The qualitative detection of human chorionic gonadotropin (hCG) in urine or serum for the early determination of pregnancy in physician's office and clinical laboratories.
The intended use of the Genzyme Diagnostics Contrast® Strip hCG is the early determination of pregnancy by the qualitative detection of human chorionic gonadotropin (hCG) in human serum or urine. Our intent is to market this product for laboratory and professional use.

Rapid membrane based immunoassay for the qualitative detection of hCG using mouse monoclonal anti-hCG and sheep anti-alpha hCG polyclonal antibodies.

Here's an analysis of the provided text regarding the acceptance criteria and study for the Genzyme Diagnostics Contrast® Strip hCG:

1. Table of Acceptance Criteria and Reported Device Performance

The acceptance criteria are not explicitly stated in numerical terms (e.g., "sensitivity must be >95%"). Instead, the study's primary objective was to demonstrate 100% agreement with an existing legally marketed device (the Rapid hCG™ Urine/Serum Test). The device also aimed to reproducibly detect hCG at specific concentration levels.
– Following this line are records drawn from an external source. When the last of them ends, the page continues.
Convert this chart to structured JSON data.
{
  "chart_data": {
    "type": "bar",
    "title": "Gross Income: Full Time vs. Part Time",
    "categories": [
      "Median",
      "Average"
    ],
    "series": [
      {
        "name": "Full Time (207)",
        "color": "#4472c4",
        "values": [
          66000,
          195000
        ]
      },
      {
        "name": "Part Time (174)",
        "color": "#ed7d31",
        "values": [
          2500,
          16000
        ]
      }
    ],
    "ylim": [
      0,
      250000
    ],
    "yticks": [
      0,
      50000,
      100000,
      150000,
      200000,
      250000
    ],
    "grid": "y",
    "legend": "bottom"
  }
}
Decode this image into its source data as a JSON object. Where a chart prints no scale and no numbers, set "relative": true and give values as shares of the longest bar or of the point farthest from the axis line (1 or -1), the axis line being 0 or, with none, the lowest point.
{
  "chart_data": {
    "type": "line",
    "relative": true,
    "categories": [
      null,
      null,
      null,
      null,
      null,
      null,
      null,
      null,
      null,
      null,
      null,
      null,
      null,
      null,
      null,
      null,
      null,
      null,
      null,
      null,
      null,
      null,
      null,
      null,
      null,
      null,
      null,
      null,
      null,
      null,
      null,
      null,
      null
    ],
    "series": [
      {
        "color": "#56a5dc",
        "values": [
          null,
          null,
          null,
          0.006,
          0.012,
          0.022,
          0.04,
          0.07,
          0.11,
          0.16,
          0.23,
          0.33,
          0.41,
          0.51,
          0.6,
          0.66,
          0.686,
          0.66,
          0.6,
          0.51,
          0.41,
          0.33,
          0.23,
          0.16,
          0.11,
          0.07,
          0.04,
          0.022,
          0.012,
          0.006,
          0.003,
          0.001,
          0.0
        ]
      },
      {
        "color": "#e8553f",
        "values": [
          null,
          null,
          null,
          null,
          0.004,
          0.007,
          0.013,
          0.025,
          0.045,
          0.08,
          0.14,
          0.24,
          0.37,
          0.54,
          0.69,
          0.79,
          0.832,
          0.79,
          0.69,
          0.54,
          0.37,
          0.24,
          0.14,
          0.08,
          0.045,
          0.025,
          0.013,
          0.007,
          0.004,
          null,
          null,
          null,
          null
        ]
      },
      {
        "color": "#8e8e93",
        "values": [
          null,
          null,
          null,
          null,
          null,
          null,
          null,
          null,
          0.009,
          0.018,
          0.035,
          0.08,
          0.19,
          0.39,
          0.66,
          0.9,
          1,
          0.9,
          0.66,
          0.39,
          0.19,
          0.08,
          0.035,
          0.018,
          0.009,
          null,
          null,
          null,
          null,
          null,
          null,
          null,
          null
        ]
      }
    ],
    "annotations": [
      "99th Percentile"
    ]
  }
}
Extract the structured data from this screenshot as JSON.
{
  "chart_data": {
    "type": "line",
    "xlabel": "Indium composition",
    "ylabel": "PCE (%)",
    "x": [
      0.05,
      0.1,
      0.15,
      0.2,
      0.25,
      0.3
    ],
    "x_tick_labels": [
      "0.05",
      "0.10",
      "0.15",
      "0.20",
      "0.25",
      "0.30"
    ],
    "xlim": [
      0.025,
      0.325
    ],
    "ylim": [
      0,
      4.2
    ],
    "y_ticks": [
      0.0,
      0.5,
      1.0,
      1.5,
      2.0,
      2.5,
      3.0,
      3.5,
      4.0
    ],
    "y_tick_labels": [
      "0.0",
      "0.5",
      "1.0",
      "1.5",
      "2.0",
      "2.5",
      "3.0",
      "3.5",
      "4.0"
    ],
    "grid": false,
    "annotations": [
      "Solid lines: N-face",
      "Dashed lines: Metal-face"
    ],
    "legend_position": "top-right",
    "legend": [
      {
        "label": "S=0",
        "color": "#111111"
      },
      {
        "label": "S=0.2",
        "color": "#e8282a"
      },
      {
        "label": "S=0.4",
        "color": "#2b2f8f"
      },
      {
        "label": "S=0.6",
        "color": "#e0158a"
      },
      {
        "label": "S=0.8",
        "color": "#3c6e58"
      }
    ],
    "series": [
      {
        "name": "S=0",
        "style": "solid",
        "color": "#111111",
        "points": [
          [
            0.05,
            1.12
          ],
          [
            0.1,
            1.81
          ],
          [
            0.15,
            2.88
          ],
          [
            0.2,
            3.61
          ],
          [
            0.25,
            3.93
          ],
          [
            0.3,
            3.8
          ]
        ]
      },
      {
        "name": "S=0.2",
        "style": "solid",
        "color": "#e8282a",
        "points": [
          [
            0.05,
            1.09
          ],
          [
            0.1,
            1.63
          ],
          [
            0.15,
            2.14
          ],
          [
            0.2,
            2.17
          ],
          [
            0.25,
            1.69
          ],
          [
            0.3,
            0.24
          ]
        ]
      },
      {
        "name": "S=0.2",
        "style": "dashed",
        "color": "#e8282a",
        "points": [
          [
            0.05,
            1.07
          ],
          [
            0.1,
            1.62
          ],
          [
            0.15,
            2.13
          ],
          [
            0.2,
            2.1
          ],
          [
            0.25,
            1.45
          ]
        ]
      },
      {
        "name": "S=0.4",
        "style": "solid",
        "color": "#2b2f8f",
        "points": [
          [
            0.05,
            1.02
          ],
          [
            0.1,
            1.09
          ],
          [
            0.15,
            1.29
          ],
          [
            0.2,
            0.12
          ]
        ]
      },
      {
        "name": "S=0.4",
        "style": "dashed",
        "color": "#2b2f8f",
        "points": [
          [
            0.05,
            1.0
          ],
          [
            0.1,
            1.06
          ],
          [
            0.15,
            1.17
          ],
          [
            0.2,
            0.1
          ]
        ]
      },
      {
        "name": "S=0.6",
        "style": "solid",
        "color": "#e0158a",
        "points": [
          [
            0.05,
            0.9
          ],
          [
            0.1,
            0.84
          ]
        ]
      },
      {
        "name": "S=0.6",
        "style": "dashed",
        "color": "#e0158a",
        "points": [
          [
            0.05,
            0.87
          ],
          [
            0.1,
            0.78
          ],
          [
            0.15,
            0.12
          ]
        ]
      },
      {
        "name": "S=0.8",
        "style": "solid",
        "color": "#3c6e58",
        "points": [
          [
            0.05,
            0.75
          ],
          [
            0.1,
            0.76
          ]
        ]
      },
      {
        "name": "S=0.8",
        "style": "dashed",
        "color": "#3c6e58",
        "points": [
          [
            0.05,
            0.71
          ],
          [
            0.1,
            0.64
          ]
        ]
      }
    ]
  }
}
2. Sample Size Used for the Test Set and Data Provenance

• Test Set Sample Size:
  • Urine: 209 samples
  • Serum: 177 samples
  • Reproducibility/Sensitivity Panel: Not explicitly stated, but handled by eight individuals and included urine and serum samples with defined hCG levels.
• Data Provenance:
  • Country of Origin: Not specified, but the study was conducted in "four physician's offices/clinics (POL)" and "three POLs," implying a local (likely US, given the 510(k) context) setting.
  • Retrospective or Prospective: The study appears prospective, as specimens were tested in participating physician's offices from "female patients seeking confirmation of pregnancy, those who were confirmed pregnant, post-menopausal women and assumed negatives" and for "confirmation of pregnancy or non-pregnancy status prior to treatment."

3. Number of Experts Used to Establish the Ground Truth for the Test Set and Qualifications of Those Experts

The ground truth was established by comparing the Contrast® Strip hCG to the legally marketed and cleared Rapid hCG™ Urine/Serum Test. Therefore, the "experts" in this context are the original studies and validations performed for the Rapid hCG™ Urine/Serum Test, which is considered the reference standard here. The document does not specify the number or qualifications of experts involved in the original establishment of the Rapid hCG™ Urine/Serum Test's accuracy.

For the reproducibility and sensitivity panel, eight individuals with various levels of training tested the blind panel. Their specific qualifications (e.g., clinical laboratory scientists, nurses, physicians) are not detailed beyond "various levels of training."

4. Adjudication Method for the Test Set

There was no explicit "adjudication method" in the sense of multiple human readers independently assessing the results and then resolving discrepancies. The study's design was a direct comparison of the new device's results against those of the predicate device for each sample. The predicate device's result served as the "truth" for comparison. For the reproducibility panel, the expected hCG levels (known concentration) served as the ground truth.

5. If a Multi-Reader Multi-Case (MRMC) Comparative Effectiveness Study Was Done

No, a traditional MRMC comparative effectiveness study was not explicitly described. The study focused on agreement with a predicate device and reproducible detection of known concentrations, not on measuring human reader improvement with or without AI assistance, as AI was not involved in this device.

6. If a Standalone (i.e., algorithm only without human-in-the-loop performance) Was Done

This question is not applicable. The device is a diagnostic test kit (an immunoassay strip), not an algorithm or AI. Its performance is inherent to the chemical reactions and visual interpretation, which is then performed by a human user without an AI component. The "standalone" performance is essentially what was evaluated through its agreement with the predicate device and its ability to detect known hCG concentrations.

7. The Type of Ground Truth Used

The primary ground truth for the clinical comparison was the results obtained from a legally marketed and predicate device (Rapid hCG™ Urine/Serum Test).

For the reproducibility and sensitivity claims, the ground truth was based on known concentrations of hCG in prepared panels.

8. The Sample Size for the Training Set

The concept of a "training set" is not applicable here as this is a traditional diagnostic assay, not a machine learning model. There was no algorithm trained on data. The device's performance is determined by its inherent chemical and biological design.

9. How the Ground Truth for the Training Set Was Established

As there was no training set for a machine learning model, this question is not applicable. The ground truth for the study (test set) was established as described in section 7.